Frente a la ferocidad de la emergencia ambiental y el sufrimiento de las comunidades afectadas, los recientes altercados e improperios políticos resultan desgarradores e inútiles. La crisis exige lo mejor de cada ciudadano y líder, no el oportunismo de la confrontación partidista.
En momentos de catástrofe, la institucionalidad no es una opción; es un deber. A la Gobernadora del Tolima, Adriana Magali Matiz en su condición de primera autoridad del departamento, no solo le asiste el derecho, sino la obligación constitucional y moral de hacer presencia en el territorio, liderar la atención de la emergencia y acompañar de cerca a los damnificados.
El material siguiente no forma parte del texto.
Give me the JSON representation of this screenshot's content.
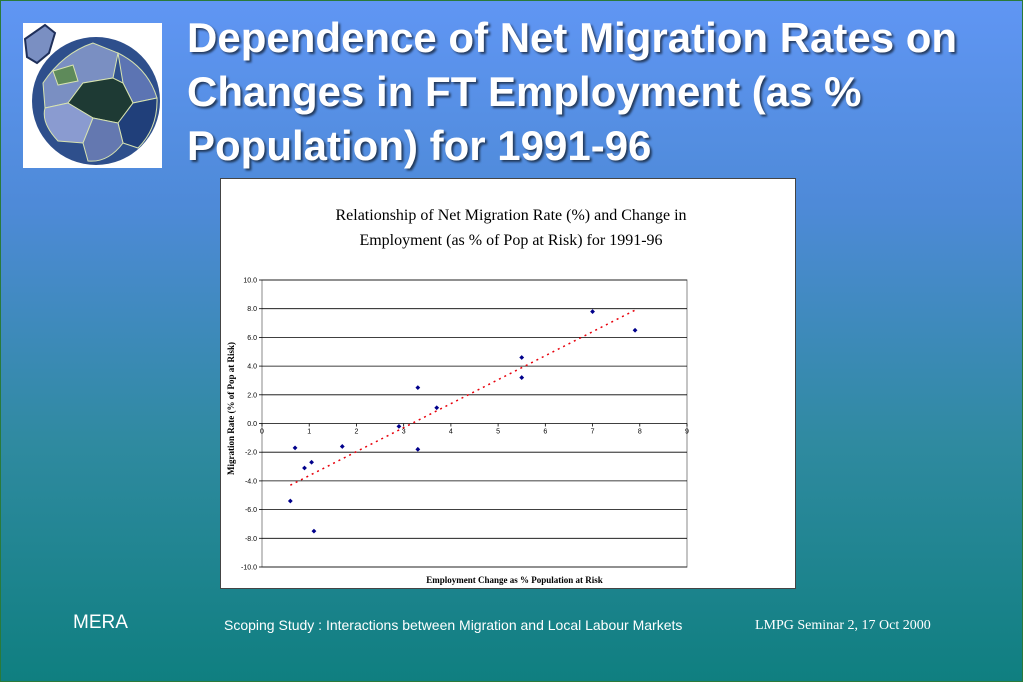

Cuestionar su presencia en la zona del desastre o criticar los puentes de colaboración con el Gobierno Nacional demuestra una desconexión preocupante con las necesidades inmediatas de la población. Agradecer y articular la ayuda que llega desde el nivel central no es un acto político, es un ejercicio de responsabilidad administrativa para salvar vidas y proteger el territorio.
En ese orden, resulta indispensable destacar y acoger el mensaje que han promovido líderes de la oposición a nivel nacional, como el expresidente Gustavo Petro y el senador Iván Cepeda, quienes han reiterado de manera franca que esta es una hora de profunda solidaridad. Esa postura refleja el sentir de una nación que ha aprendido, a fuerza de dolor, que frente a la tragedia las diferencias ideológicas deben quedar en segundo plano. Cuando el territorio se quema como es lo que está ocurriendo en el Tolima, la única bandera que cabe es la de la unidad.
El Tolima necesita hoy un frente común. Bajar la intensidad del discurso, desarmar los espíritus y enfocar todos los esfuerzos en el trabajo en equipo es el único camino sensato. La verdadera estatura de una sociedad y de sus dirigentes se mide en la capacidad de postergar los apetitos políticos para responder con eficacia, empatía y generosidad ante la desgracia. Que las cenizas de Gualanday no sean el símbolo de la división, sino el punto de partida para una concertación madura por el bienestar de nuestra tierra.